The story follows her having to live in a van after a factory closes down in Nevada and her husband dies. She finds seasonal work at places like an Amazon Fulfillment Center and a national park, but she has to constantly travel around the West looking for work.
But it is not as lonely an experience as one thinks, as she meets and befriends other people in similar situations and learns of the subculture. She even meets a male acquaintance and briefly lives in a guest house with his extended family before deciding she prefers the road.

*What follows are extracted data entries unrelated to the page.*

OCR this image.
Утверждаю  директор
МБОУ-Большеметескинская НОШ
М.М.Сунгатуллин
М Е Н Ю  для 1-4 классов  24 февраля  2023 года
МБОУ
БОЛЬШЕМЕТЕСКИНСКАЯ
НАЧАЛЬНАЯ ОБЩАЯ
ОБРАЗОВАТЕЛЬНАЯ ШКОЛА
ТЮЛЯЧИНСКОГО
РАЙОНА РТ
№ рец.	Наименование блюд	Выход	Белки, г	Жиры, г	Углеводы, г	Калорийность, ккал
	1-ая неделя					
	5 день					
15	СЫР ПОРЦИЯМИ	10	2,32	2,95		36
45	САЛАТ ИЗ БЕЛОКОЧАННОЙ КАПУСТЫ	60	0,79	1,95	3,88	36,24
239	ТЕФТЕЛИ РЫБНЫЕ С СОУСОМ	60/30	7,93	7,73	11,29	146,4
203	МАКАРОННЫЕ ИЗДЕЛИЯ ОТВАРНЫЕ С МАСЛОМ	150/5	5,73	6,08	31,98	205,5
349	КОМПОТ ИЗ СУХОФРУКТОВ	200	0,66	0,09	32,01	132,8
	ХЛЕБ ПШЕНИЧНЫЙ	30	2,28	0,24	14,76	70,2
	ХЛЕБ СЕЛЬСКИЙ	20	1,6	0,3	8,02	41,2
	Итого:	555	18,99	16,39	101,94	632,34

She also has to embarrassingly ask for money from her sister with whom she has not been particularly close in recent years after her van needs repairs. She realizes after briefly staying with them how different her sister’s and friends’ lifestyle is from hers. But she and her sister still connect positively.
Besides getting to see the pretty outdoor Western landscape, a viewer gets some insight into this not overly attractive vehicle-wandering subculture that I did not know really existed.
And a viewer is also left with an appreciation for the unconquerable human spirit evident in these people, who try to persevere through obstacles of life. And maybe that is why it is considered the leading contender to receive the Academy Award for Best Picture.